Zweitens, wie viel Gewicht (wenn überhaupt) die Fed-Vertreter auf ihre Prognosen über die Entwicklung der Wirtschaftstätigkeit und des Inflationsdrucks in der zweiten Jahreshälfte legen. Unserer Einschätzung nach ist es für die Fed wahrscheinlich noch zu früh, um eine wesentlich zukunftsorientiertere Sichtweise zu vermitteln, da die jüngsten Inflationsmesswerte immer noch einen hohen und weit verbreiteten Preisdruck erkennen ließen. Doch mit jeder weiteren Zinserhöhung werden die verzögerten Auswirkungen der Straffungsmaßnahmen der Fed immer wichtiger.
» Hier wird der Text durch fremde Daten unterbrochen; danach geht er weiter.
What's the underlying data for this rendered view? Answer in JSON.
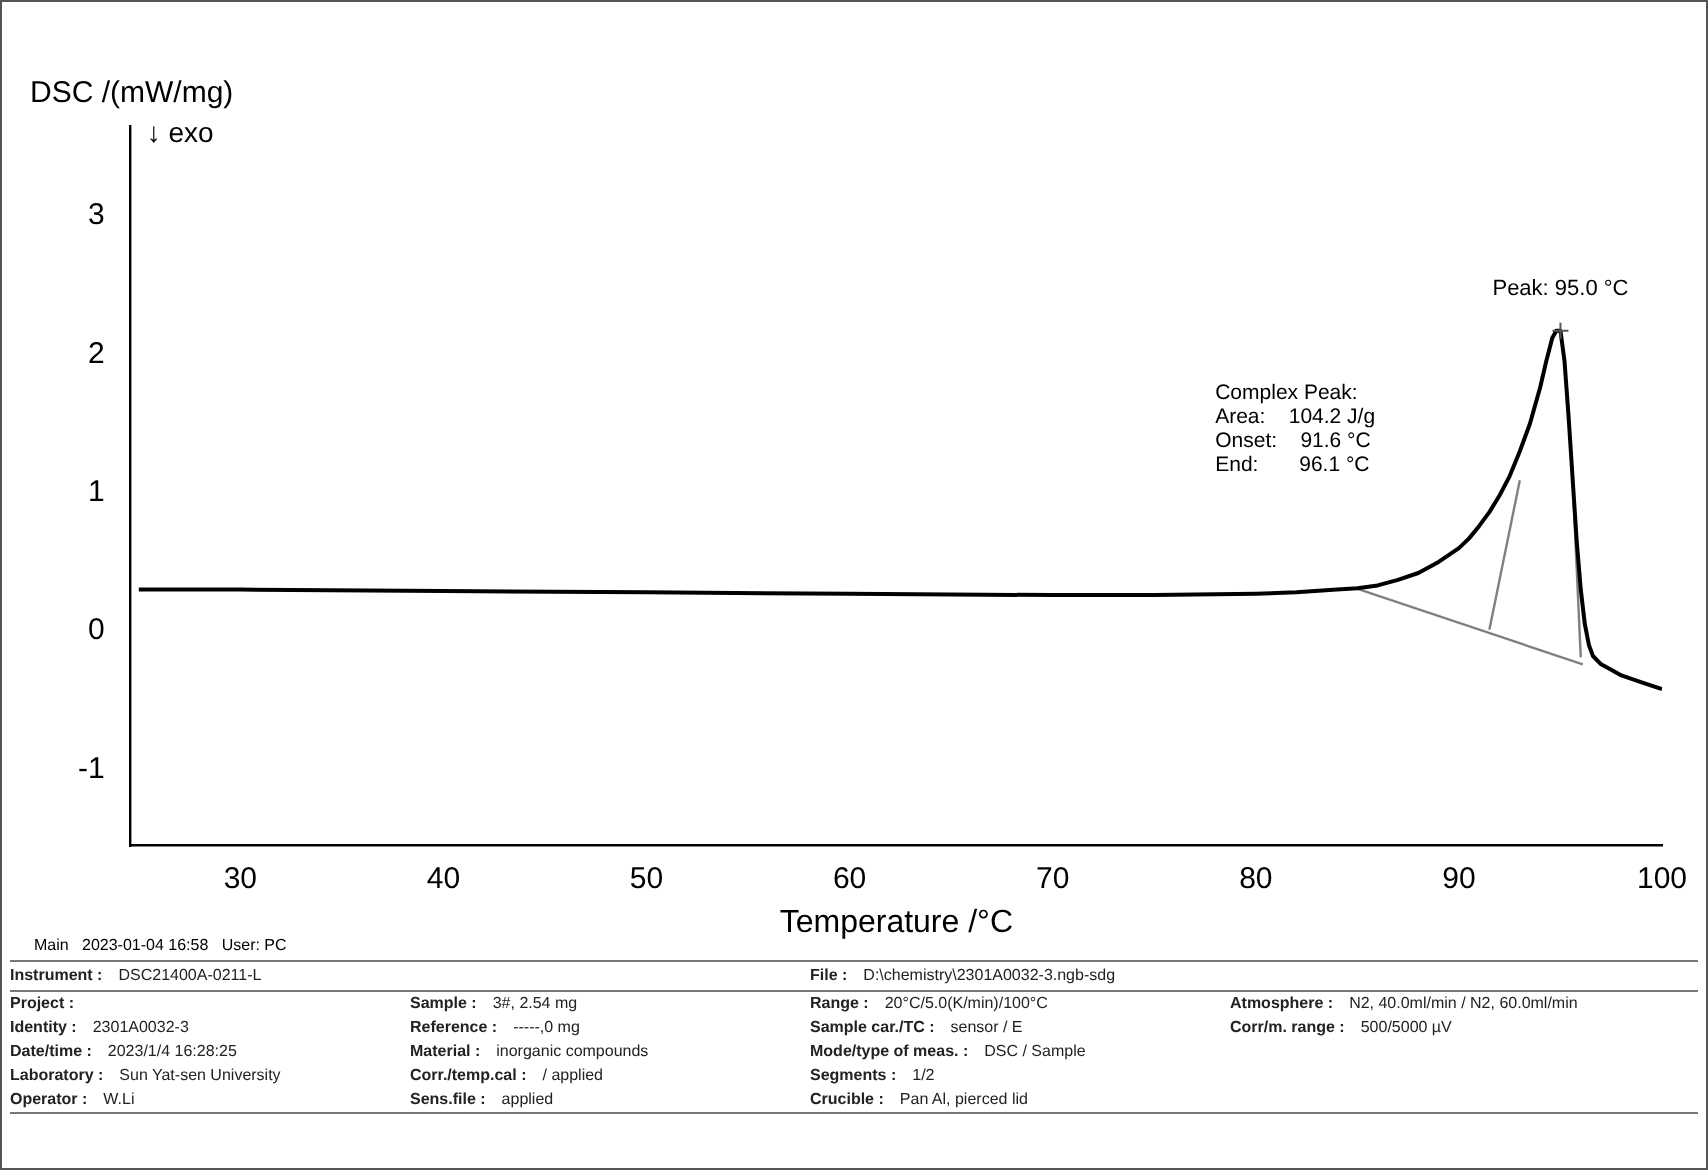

Drittens, wie stark die Fed die von den globalen Rahmenbedingungen ausgehenden Risiken gewichtet. Das Hauptaugenmerk der Fed liegt zwar auf der US-Wirtschaft, doch sie berücksichtigt auch die globalen Bedingungen, wenn sie sich auf die US-Wirtschaft und die Finanzbedingungen auswirken könnten. Zurzeit straffen die Zentralbanken der meisten G10-Länder ihre Geldpolitik rasch und unisono, der Krieg in der Ukraine birgt erhebliche Risiken für die weltweiten Energiepreise und -lieferungen, und es kommt immer wieder zu Engpässen in den Lieferketten. Wir dürfen gespannt sein, wie viel Bedeutung die Fed derzeit den Risiken für die US-Wirtschaft aus dem Ausland beimisst.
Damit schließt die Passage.